The directed investments (the public policy investments in Bank of Ireland and Allied Irish Banks made at the direction of the Minister for Finance) return during 2010 was -25.7 per cent. The negative performance of the directed investments was due to movements in ordinary share prices of both banks and revaluation of the Fund’s preference shares at year end. The preference share investments were valued at fair market value at 31 December 2010 as follows:

  • AIB 58.5 per cent of cost,
  • Bank of Ireland 79.4 per cent of cost.

National Development Finance Agency (NDFA)

In 2010 the NDFA completed its first procurement project – four post primary schools providing accommodation for 2,700 students in Laois and Offaly were delivered within budget and occupied on time for the start of the new 2010/11 school year. Six further schools which will provide accommodation for approximately 4,700 students in Cork, Limerick, Kildare, Wicklow and Meath are due to be occupied variously between September and November 2011.

Overall, the NDFA is either acting as the procurement authority or as financial advisor on more than 50 infrastructure projects. Projects underway where the NDFA is the procuring authority include a third bundle of eight schools and third level facilities involving 15 buildings across nine campus locations.

In its financial advisory role the NDFA is supporting the National Roads Authority (NRA) in the procurement of two PPP roads projects. The preferred tenderer for the N11 (Arklow-Rathnew, incorporating Newlands Cross) scheme was appointed by the NRA in June 2011. The preferred tenderer for the N17/N18 (Gort-Tuam) scheme is expected to be appointed during the second half of 2011. The NDFA is also advising the NRA on a second tranche of motorway service areas which was launched in May 2011.

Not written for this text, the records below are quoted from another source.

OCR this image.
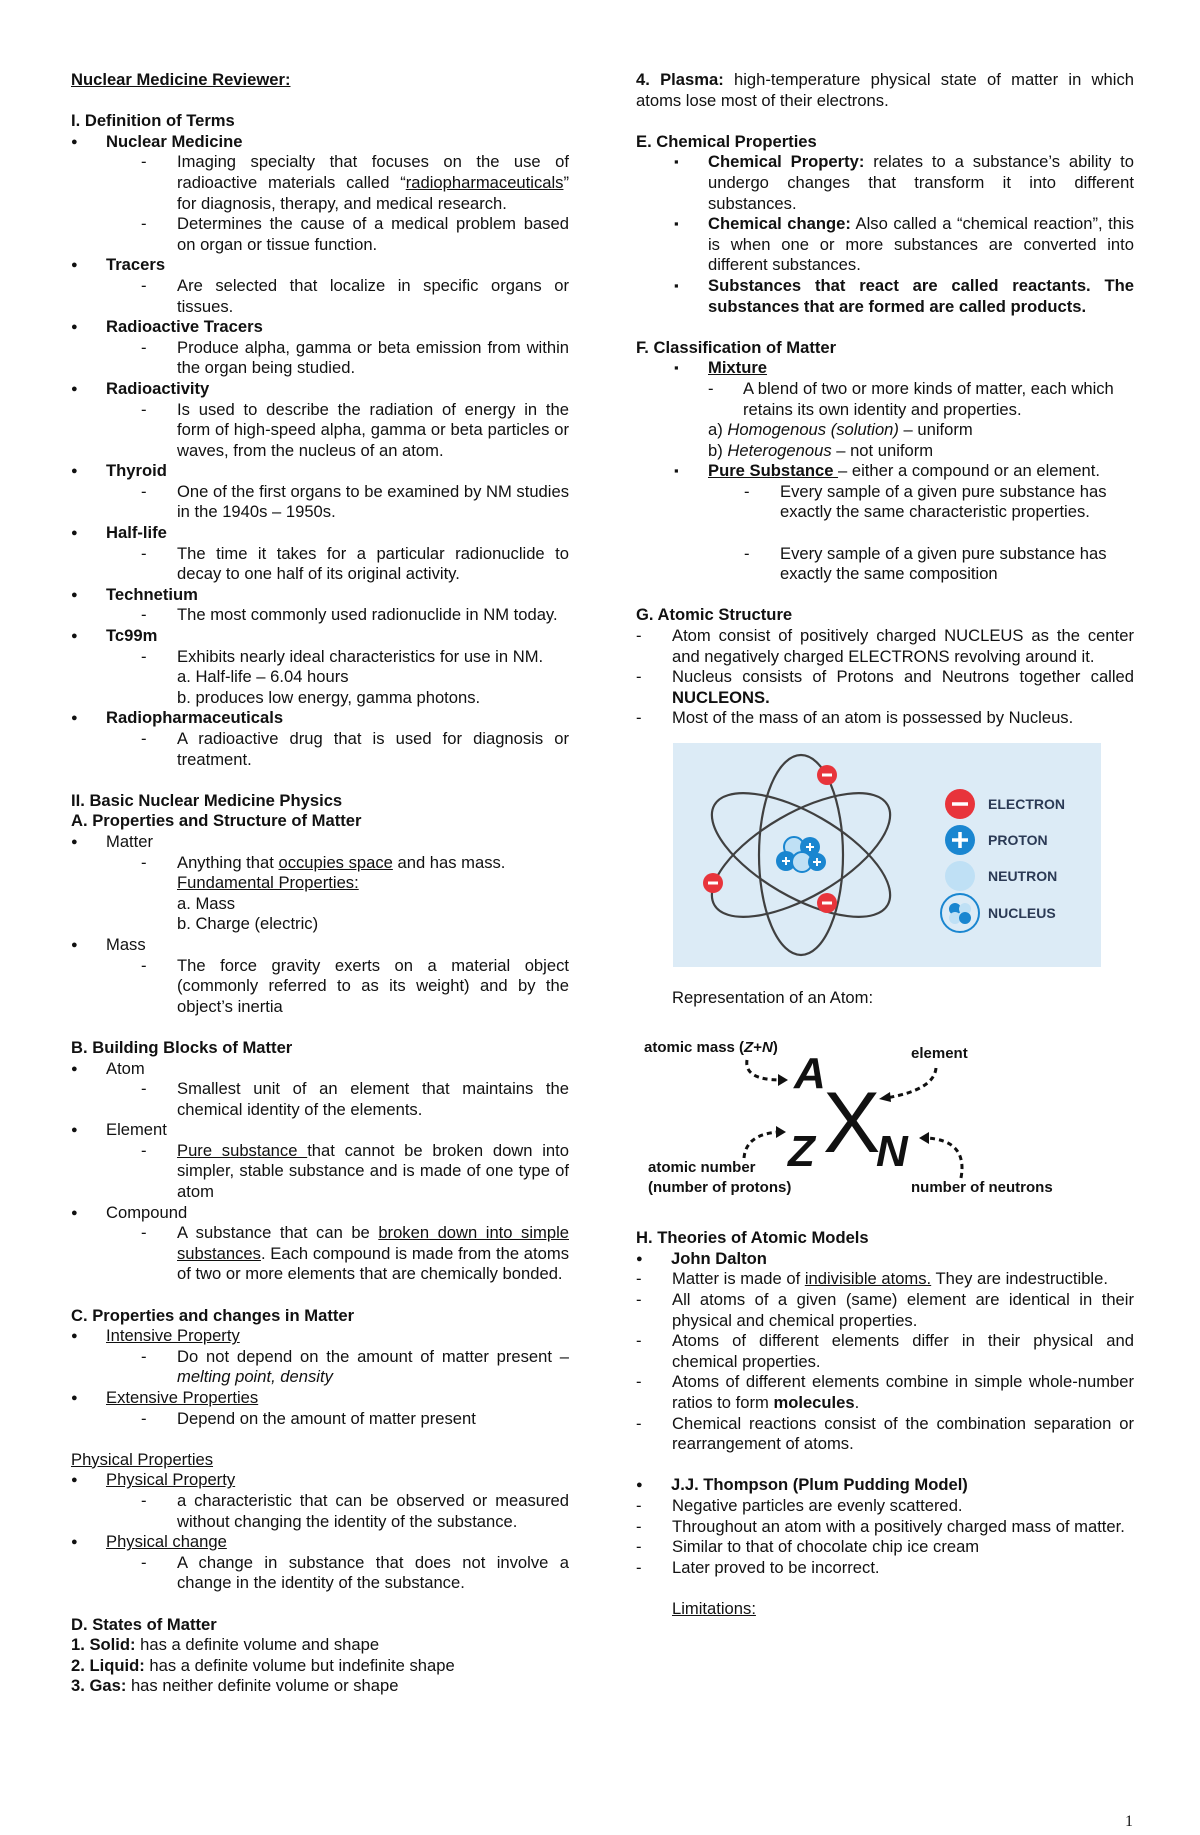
Nuclear Medicine Reviewer:
I. Definition of Terms
● Nuclear Medicine
- Imaging specialty that focuses on the use of radioactive materials called “radiopharmaceuticals” for diagnosis, therapy, and medical research.
- Determines the cause of a medical problem based on organ or tissue function.
● Tracers
- Are selected that localize in specific organs or tissues.
● Radioactive Tracers
- Produce alpha, gamma or beta emission from within the organ being studied.
● Radioactivity
- Is used to describe the radiation of energy in the form of high-speed alpha, gamma or beta particles or waves, from the nucleus of an atom.
● Thyroid
- One of the first organs to be examined by NM studies in the 1940s – 1950s.
● Half-life
- The time it takes for a particular radionuclide to decay to one half of its original activity.
● Technetium
- The most commonly used radionuclide in NM today.
● Tc99m
- Exhibits nearly ideal characteristics for use in NM.
a. Half-life – 6.04 hours
b. produces low energy, gamma photons.
● Radiopharmaceuticals
- A radioactive drug that is used for diagnosis or treatment.
II. Basic Nuclear Medicine Physics
A. Properties and Structure of Matter
● Matter
- Anything that occupies space and has mass.
Fundamental Properties:
a. Mass
b. Charge (electric)
● Mass
- The force gravity exerts on a material object (commonly referred to as its weight) and by the object’s inertia
B. Building Blocks of Matter
● Atom
- Smallest unit of an element that maintains the chemical identity of the elements.
● Element
- Pure substance that cannot be broken down into simpler, stable substance and is made of one type of atom
● Compound
- A substance that can be broken down into simple substances. Each compound is made from the atoms of two or more elements that are chemically bonded.
C. Properties and changes in Matter
● Intensive Property
- Do not depend on the amount of matter present – melting point, density
● Extensive Properties
- Depend on the amount of matter present
Physical Properties
● Physical Property
- a characteristic that can be observed or measured without changing the identity of the substance.
● Physical change
- A change in substance that does not involve a change in the identity of the substance.
D. States of Matter
1. Solid: has a definite volume and shape
2. Liquid: has a definite volume but indefinite shape
3. Gas: has neither definite volume or shape
4. Plasma: high-temperature physical state of matter in which atoms lose most of their electrons.
E. Chemical Properties
▪ Chemical Property: relates to a substance’s ability to undergo changes that transform it into different substances.
▪ Chemical change: Also called a “chemical reaction”, this is when one or more substances are converted into different substances.
▪ Substances that react are called reactants. The substances that are formed are called products.
F. Classification of Matter
▪ Mixture
- A blend of two or more kinds of matter, each which retains its own identity and properties.
a) Homogenous (solution) – uniform
b) Heterogenous – not uniform
▪ Pure Substance – either a compound or an element.
- Every sample of a given pure substance has exactly the same characteristic properties.
- Every sample of a given pure substance has exactly the same composition
G. Atomic Structure
- Atom consist of positively charged NUCLEUS as the center and negatively charged ELECTRONS revolving around it.
- Nucleus consists of Protons and Neutrons together called NUCLEONS.
- Most of the mass of an atom is possessed by Nucleus.
ELECTRON
PROTON
NEUTRON
NUCLEUS
Representation of an Atom:
atomic mass (Z+N)	element
atomic number
(number of protons)	number of neutrons
A
X
Z N
H. Theories of Atomic Models
● John Dalton
- Matter is made of indivisible atoms. They are indestructible.
- All atoms of a given (same) element are identical in their physical and chemical properties.
- Atoms of different elements differ in their physical and chemical properties.
- Atoms of different elements combine in simple whole-number ratios to form molecules.
- Chemical reactions consist of the combination separation or rearrangement of atoms.
● J.J. Thompson (Plum Pudding Model)
- Negative particles are evenly scattered.
- Throughout an atom with a positively charged mass of matter.
- Similar to that of chocolate chip ice cream
- Later proved to be incorrect.
Limitations:
1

The NDFA continues to provide financial advice on a number of significant infrastructure projects in the transport, justice, waste and water sectors. The NDFA acts as financial advisor to the Health Service Executive on a number of high profile health projects including the National Paediatric Hospital, Sligo General Hospital and Galway University Hospital.

 

1 The National Asset Management Agency will be publishing its Annual Report separately.